One of the main challenges in studying neurons is the variability of biological samples (images) and the need for available databases [29]. For this reason, computational tools are relevant to carry out a neuroanatomy analysis that allows investigation of the effects of local geometry on the neuroanatomy [1].

In addition, low-resolution is a relevant factor when automatizing tasks such as neuron segmentation, mainly because of their sensitivity to the noise in the samples. Automatic analysis could also help with misinterpretation of structures, e.g., artifacts caused by the staining process and bias due to subjective interpretation when trying to differentiate among neuron types.

Several works that automate neuron analysis in microscopy images have been reported. Radojevic et al. focused on developing a method for detecting and characterizing critical points, such as junctions and terminations, in fluorescence microscopy images of neurons. The proposed method was developed for the purpose of digital reconstruction of neuronal cell morphology.

This process is crucial for understanding the functionality of neuronal networks [25]. Liu et al. [13] analyze cell images that a lens-free imaging system captures. The obtained images have lower resolution than those collected by traditional light microscopes.

They propose an approach based on a convolutional neural network (CNN) that effectively segmented the cells without requiring manual parameter adjustments, reaching an accuracy of 96%.

Another approach uses the Baysor algorithm, which optimizes cell segmentation based on multiple sources of information that complement information about cell boundaries, such as the spatial density of molecules within the cell, the transcriptional composition of local molecular neighborhoods, and additional information from stainings for nuclei, cell bodies, or cellular membranes.

Even the use of CNNs such as U-Net++ has been proposed for counting neurons in HE-stained histopathological samples [32]. Obtained segmentation allows individual cells in a tissue to be accurately identified and delineated, essential for analyzing gene expression at the cellular level and understanding cellular heterogeneity in a spatial context [23].

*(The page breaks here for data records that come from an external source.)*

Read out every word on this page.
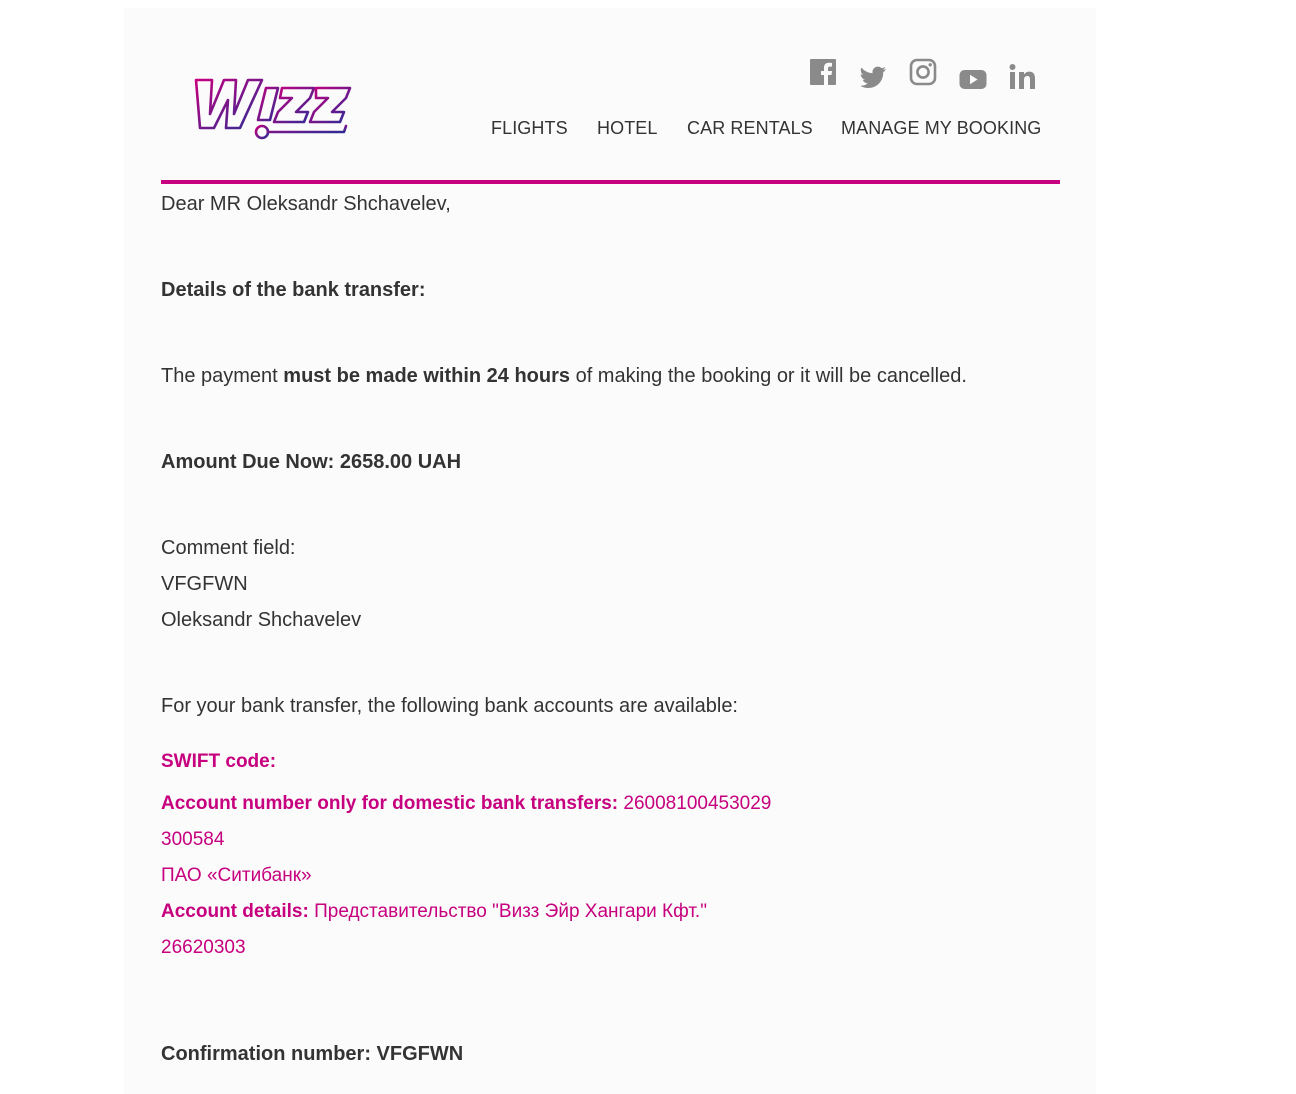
FLIGHTS HOTEL CAR RENTALS MANAGE MY BOOKING
Dear MR Oleksandr Shchavelev,
Details of the bank transfer:
The payment must be made within 24 hours of making the booking or it will be cancelled.
Amount Due Now: 2658.00 UAH
Comment field:
VFGFWN
Oleksandr Shchavelev
For your bank transfer, the following bank accounts are available:
SWIFT code:
Account number only for domestic bank transfers: 26008100453029
300584
ПАО «Ситибанк»
Account details: Представительство "Визз Эйр Хангари Кфт."
26620303
Confirmation number: VFGFWN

The segmentation of images of live cells presents complications in obtaining a high segmentation precision. Even some studies with dead cells previously prepared and fixed for visualization have shown complications even when using recent segmentation techniques.

In [14] proposed using CNNs based on the U-net architecture to segment cells in light sheet microscopy (LSM) images of mouse embryos. The tissue segmentation achieved a macro-average F1-score of 0.84, whereas the inter-observer value was 0.89. The cell segmentation achieved a DSC of 0.57 and 0.56 for nuclear-stained and pHH3-stained images, respectively.

Recently, a method to segment live cells in low-resolution images was reported [10] where Automatic Enhancement Pre-processing (AEP) with Automatic Weighted Ensemble Learning (AWEL) was proposed to improve cell image segmentation using deep learning techniques.

This work highlights the crucial effect that image quality has on the obtained segmentation accuracy. The AEP+AWEL method obtained an SCD of 73.84% in mouse liver cell images obtained by absorption microscopy.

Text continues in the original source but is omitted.